L’identification de victimes de traite des êtres humains dans la procédure d’asile représente le premier obstacle. D’autres difficultés existent dans le domaine de la protection des victimes : toute personne victime de traite des êtres humains en Suisse, a le droit de bénéficier de l’aide aux victimes, selon la loi fédérale sur l’aide aux victimes d’infractions. Cependant, comme le principe de territorialité vaut dans la loi fédérale sur l’aide aux victimes d’infractions, les personnes victimes de traite des êtres humains à l’étranger ne sont pas couvertes par cette loi, si, au moment du crime, elles ne possèdent pas de domicile en Suisse. Cette disposition va à l’encontre de la Convention Européenne contre la traite des êtres humains, qui est entrée en vigueur en Suisse le 1 avril 2013 et qui prévoit 6 mesures d’assistance minimale (Art. 12, al. 1 EKM). En se basant sur la loi fédérale sur l’assurance-maladie et sur l’aide d’urgence selon l’article 12 de la Constitution, les victimes de traite des êtres humains ne peuvent actuellement revendiquer que 3 prestations minimales : soins médicaux d’urgences, soutien psychologique et aide matérielle. Pour les 3 autres prestations minimales – hébergement adapté, services de conseil et services de traduction – les victimes de traite des êtres humains n’ont aucun droit, en l’absence d’une base légale (pour plus d’informations, c.f. rapport réalisé pour le compte de la Conférence des directrices et directeurs cantonaux des affaires sociales (CDAS), 2018).

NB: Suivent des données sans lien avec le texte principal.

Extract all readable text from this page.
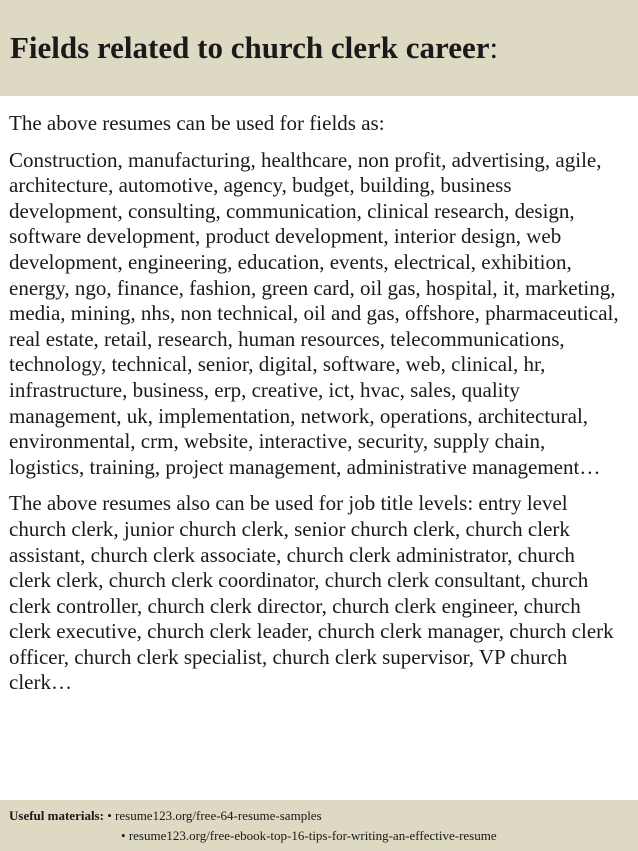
Fields related to church clerk career:

The above resumes can be used for fields as:

Construction, manufacturing, healthcare, non profit, advertising, agile,
architecture, automotive, agency, budget, building, business
development, consulting, communication, clinical research, design,
software development, product development, interior design, web
development, engineering, education, events, electrical, exhibition,
energy, ngo, finance, fashion, green card, oil gas, hospital, it, marketing,
media, mining, nhs, non technical, oil and gas, offshore, pharmaceutical,
real estate, retail, research, human resources, telecommunications,
technology, technical, senior, digital, software, web, clinical, hr,
infrastructure, business, erp, creative, ict, hvac, sales, quality
management, uk, implementation, network, operations, architectural,
environmental, crm, website, interactive, security, supply chain,
logistics, training, project management, administrative management…

The above resumes also can be used for job title levels: entry level
church clerk, junior church clerk, senior church clerk, church clerk
assistant, church clerk associate, church clerk administrator, church
clerk clerk, church clerk coordinator, church clerk consultant, church
clerk controller, church clerk director, church clerk engineer, church
clerk executive, church clerk leader, church clerk manager, church clerk
officer, church clerk specialist, church clerk supervisor, VP church
clerk…

Useful materials: • resume123.org/free-64-resume-samples
• resume123.org/free-ebook-top-16-tips-for-writing-an-effective-resume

Comme le cas de « Zola » et la description de son déroulement le démontrent, les victimes de la traite des êtres humains sont trop peu protégées dans le processus d’asile. L’ODAE-Suisse soutient ainsi les revendications de l’Appel qui a été lancé en octobre 2019 par le Centre d’assistance aux migrantes et aux victimes de la traite des femmes (FIZ) et par Terre des Femmes Suisse. Le droit et l’accès à un soutien spécialisé à partir de l’arrivée en Suisse doivent s’appliquer à toutes les victimes de violences – indépendamment du lieu du crime et du statut de séjour.